Que Brad Carlton se marie successivement avec deux sœurs de la famille Abbot, ce qui fait que la deuxième se retrouve être à la fois la tante de sa nièce et sa belle-mère, et comme ils auront un enfant ensemble, les gamines sont... heu... cousines et demies-sœurs, ce n’est pas grave non plus.
7. Les fans
Il y a des gens comme moi ou Gaël Monfils qui regardent les Feux de l’amour sans trop savoir pourquoi (à part que ça tombe à l’heure de la sieste). J’imagine, peut-être naïvement, que nous sommes les téléspectateurs types de ce programme.

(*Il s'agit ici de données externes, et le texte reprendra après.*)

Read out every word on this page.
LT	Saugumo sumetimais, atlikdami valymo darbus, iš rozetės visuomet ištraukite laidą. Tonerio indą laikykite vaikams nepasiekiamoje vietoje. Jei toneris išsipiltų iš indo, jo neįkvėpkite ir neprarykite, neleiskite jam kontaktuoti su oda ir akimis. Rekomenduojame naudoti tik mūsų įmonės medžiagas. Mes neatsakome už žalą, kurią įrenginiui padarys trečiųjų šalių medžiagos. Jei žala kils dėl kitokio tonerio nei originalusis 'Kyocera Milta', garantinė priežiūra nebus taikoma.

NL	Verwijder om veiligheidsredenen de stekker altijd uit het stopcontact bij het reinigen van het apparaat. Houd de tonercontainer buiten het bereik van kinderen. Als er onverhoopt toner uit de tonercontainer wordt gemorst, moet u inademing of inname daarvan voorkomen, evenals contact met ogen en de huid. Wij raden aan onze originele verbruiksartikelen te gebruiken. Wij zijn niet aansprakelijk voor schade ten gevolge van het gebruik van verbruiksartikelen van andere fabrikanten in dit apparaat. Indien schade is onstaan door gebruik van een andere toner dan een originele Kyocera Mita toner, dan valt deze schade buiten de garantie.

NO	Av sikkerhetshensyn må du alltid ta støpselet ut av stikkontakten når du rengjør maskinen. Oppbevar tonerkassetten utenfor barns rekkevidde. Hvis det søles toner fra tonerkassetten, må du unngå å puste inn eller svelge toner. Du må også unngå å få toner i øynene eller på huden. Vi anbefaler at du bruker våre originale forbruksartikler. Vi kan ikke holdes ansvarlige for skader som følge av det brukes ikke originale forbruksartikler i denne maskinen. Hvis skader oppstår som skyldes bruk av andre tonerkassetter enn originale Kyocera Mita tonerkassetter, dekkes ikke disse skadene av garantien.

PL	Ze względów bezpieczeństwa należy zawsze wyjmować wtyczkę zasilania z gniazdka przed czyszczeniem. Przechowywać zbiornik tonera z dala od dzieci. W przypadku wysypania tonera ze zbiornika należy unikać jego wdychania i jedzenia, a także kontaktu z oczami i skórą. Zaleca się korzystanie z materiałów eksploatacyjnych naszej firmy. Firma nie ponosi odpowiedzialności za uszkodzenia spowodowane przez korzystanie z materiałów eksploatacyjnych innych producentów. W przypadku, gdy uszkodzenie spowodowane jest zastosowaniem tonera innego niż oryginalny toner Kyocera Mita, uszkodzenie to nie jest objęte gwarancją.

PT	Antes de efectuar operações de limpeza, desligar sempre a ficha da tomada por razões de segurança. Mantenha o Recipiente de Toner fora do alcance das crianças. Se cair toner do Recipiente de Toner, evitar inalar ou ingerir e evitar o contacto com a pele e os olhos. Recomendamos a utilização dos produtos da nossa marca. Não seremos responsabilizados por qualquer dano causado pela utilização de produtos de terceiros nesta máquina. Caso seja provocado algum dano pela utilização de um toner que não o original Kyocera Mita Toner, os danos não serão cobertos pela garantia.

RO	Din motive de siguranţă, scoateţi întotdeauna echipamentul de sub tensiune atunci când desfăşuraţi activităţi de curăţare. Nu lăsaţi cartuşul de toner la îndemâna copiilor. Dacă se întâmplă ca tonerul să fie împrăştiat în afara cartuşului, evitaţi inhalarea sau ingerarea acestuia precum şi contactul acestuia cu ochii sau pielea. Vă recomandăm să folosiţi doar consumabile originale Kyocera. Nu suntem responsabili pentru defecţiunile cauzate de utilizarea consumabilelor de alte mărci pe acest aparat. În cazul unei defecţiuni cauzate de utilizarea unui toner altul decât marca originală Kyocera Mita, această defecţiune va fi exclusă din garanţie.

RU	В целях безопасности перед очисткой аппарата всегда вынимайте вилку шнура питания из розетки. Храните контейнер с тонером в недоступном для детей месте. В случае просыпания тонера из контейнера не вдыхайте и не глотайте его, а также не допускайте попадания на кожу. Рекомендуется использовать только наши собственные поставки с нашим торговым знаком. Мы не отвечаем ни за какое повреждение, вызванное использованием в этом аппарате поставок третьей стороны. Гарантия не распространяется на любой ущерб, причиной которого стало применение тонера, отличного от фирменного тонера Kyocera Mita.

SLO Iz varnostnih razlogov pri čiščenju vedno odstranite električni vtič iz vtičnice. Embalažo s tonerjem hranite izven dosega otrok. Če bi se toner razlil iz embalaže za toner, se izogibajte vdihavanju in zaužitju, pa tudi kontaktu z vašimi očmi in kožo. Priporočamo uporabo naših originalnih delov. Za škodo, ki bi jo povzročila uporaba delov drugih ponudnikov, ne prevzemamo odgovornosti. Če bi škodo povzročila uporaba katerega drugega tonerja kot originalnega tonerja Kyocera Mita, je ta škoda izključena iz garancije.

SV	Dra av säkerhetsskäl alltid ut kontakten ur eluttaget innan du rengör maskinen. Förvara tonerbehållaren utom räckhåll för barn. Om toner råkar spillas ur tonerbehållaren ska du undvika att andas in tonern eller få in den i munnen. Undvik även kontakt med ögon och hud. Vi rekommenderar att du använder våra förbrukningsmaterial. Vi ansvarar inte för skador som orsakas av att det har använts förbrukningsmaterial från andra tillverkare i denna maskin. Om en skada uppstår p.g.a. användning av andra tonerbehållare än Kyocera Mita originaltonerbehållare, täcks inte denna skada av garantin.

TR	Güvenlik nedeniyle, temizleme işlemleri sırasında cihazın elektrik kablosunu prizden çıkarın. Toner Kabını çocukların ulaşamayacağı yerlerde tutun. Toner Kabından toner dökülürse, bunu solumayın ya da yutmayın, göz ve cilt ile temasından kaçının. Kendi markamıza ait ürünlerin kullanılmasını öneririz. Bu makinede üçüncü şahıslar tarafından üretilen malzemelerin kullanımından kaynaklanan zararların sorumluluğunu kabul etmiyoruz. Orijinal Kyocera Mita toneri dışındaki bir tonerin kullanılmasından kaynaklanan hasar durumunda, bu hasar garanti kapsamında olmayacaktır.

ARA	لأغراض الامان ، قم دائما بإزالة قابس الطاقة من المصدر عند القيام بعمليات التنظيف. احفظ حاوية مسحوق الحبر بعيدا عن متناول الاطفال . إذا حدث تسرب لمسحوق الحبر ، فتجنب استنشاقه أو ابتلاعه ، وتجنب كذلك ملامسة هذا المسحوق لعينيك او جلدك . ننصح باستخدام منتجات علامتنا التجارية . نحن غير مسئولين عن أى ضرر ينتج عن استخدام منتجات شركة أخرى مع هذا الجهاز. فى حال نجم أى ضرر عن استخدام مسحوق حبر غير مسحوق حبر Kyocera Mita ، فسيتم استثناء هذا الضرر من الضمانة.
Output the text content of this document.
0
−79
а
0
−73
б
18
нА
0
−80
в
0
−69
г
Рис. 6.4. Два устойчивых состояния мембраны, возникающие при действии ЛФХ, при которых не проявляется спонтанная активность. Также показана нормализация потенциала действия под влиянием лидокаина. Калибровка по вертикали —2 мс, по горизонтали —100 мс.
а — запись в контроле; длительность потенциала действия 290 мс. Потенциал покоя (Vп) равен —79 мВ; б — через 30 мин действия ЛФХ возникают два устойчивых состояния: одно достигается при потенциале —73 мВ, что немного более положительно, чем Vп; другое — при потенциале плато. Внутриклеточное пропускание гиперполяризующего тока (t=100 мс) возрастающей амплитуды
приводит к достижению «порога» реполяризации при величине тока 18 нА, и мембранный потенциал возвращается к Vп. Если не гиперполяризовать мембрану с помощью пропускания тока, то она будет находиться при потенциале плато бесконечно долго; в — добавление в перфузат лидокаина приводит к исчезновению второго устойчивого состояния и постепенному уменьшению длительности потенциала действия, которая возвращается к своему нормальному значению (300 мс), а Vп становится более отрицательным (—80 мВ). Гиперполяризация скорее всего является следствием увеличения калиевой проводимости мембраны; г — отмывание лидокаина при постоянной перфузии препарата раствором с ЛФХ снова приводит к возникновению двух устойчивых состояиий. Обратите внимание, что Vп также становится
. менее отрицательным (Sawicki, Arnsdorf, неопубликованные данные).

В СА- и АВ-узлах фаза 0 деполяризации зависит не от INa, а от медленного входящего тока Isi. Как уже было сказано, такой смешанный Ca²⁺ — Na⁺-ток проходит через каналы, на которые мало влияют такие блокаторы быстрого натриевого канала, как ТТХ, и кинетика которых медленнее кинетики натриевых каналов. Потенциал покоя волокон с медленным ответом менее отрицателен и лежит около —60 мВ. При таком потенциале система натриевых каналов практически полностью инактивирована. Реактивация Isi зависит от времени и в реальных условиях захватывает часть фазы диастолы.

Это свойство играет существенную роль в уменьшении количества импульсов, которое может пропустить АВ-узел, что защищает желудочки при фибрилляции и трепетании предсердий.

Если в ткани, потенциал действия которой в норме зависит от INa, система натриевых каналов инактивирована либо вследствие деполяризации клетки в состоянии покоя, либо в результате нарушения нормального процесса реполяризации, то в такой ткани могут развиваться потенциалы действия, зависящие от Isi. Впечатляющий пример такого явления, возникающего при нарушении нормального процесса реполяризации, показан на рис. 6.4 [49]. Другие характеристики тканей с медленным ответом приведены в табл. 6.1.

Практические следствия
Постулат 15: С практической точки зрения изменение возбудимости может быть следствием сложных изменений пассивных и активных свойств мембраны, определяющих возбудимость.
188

Et puis, il y a les vrais fans. Nikki, Ashley, Jill... Pour certains, ces noms évoquent juste une liste de prénoms à ne pas donner à son môme, pour d’autres ce sont de vrais gens. Ce ne sont pas des personnages inventés par des pools de scénaristes. C’est ce dont témoigne une plongée dans certains topics des forums de fans. Exemple avec le topic Jana, peut-on lui refaire confiance?
Les fans se montrent circonspects quant à Jana:
Mais l’incompréhension est totale entre les fans qui osent évoquer les «scénaristes» et ceux qui refusent qu’on casse leurs illusions fictionnelles.
Pour finir, j’aimerais rendre hommage à Jeanne Cooper qui va fêter ses 85 ans et qui interprète le même rôle depuis 1973.
Ça fait donc aujourd’hui 40 ans qu’elle est Katherine Chancellor. C’est d’autant plus impressionnant qu’elle avait déjà 45 ans au début de la série.